October was another busy month at the Peace Bridge for the attorneys at Berardi Immigration Law. We presented numerous TN and L-1 petitions with our clients to facilitate the adjudication process. All were approved with well-crafted petitions and thorough legal analysis.
The L-1 category is useful for multinational companies that wish to transfer managers, executives and specialized knowledge employees to serve in similar positions at a qualifying organization in the U.S.
Proving Qualifying Employment for L-1 Purposes When the Executive Is Not on Regular Payroll
The L-1 category requires evidence that the beneficiary has at least one continuous year of full-time employment abroad with a qualifying organization. This employment must have occurred within the three years before his or her application for admission to the United States. There is no specific minimum salary requirement for the L-1 intracompany transferee. However, a salary that implies or suggests a position with executive or managerial capacity can be helpful, though not necessary, to establish eligibility.
For our Canadian clients, we typically present the applicant’s most recent T-4 annual wage statement along with two recent pay stubs to show ongoing and qualifying employment abroad. A recent client, however, was an executive of a Canadian company and paid himself through payroll and by taking management draws. The low figure reported on his T-4 statement did not reflect a strong indication of his executive position, so we included a letter from his accountant confirming his draw of management fees, along with a financial breakdown of the figures. We also included the applicant’s T-1 Income Tax and Benefit Return Statement. Together, this evidence was sufficient for proving the applicant’s qualifying employment and executive position within the company.
The Effect of Corporate Changes on L-1 Petitions: Successor-in-Interest
The L-1 category is commonly affected by corporate mergers and acquisitions. If a merger or acquisition of a company alters the organizational structure so that there is no longer a qualifying corporate relationship between the U.S. employer and the foreign entity, L-1 employees in the United States may lose their eligibility. (However, the foreign entity that actually employed the L-1 transferee does not have to remain in existence so long as there is another foreign entity that has a qualifying relationship with the U.S. employer.) If the merger or acquisition does not destroy the qualifying relationship, then the employer must only notify the government of the change in the organizational structure at the time of filing the L-1 extension petition.

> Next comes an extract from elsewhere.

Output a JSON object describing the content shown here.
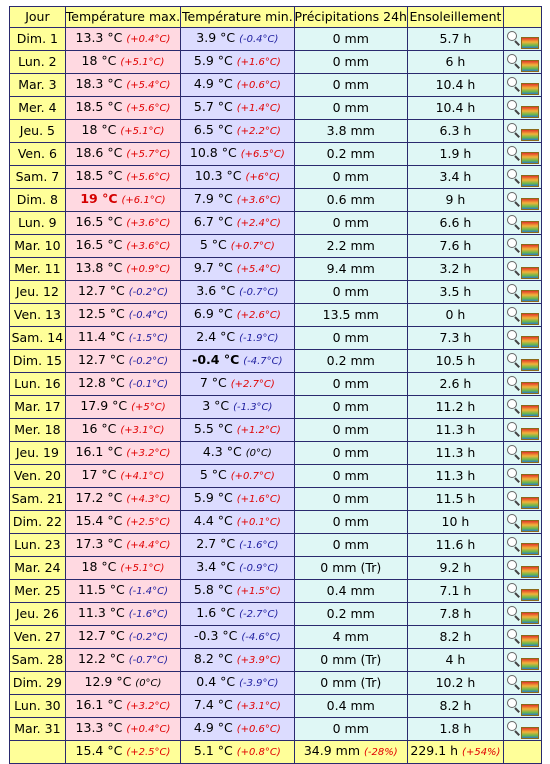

One of our corporate U.S. clients was acquired by another U.S. company several months ago. We analyzed the effect of the acquisition on the foreign nationals in H-1B, TN and L-1 status and advised the company of next steps accordingly. One of the Canadian employees holding L-1 status was due for an extension. In preparing the petition to present to CBP, we explained that the new corporation had acquired both the U.S. and foreign operations of the beneficiary’s former employer. Therefore, a qualifying relationship continued to exist for L-1 purposes, and the beneficiary was eligible for an extension. To simply this explanation for the government, we included a new corporate organizational chart, as well as proof of the acquisition. Our client was quickly approved L-1 status for an additional three-year period.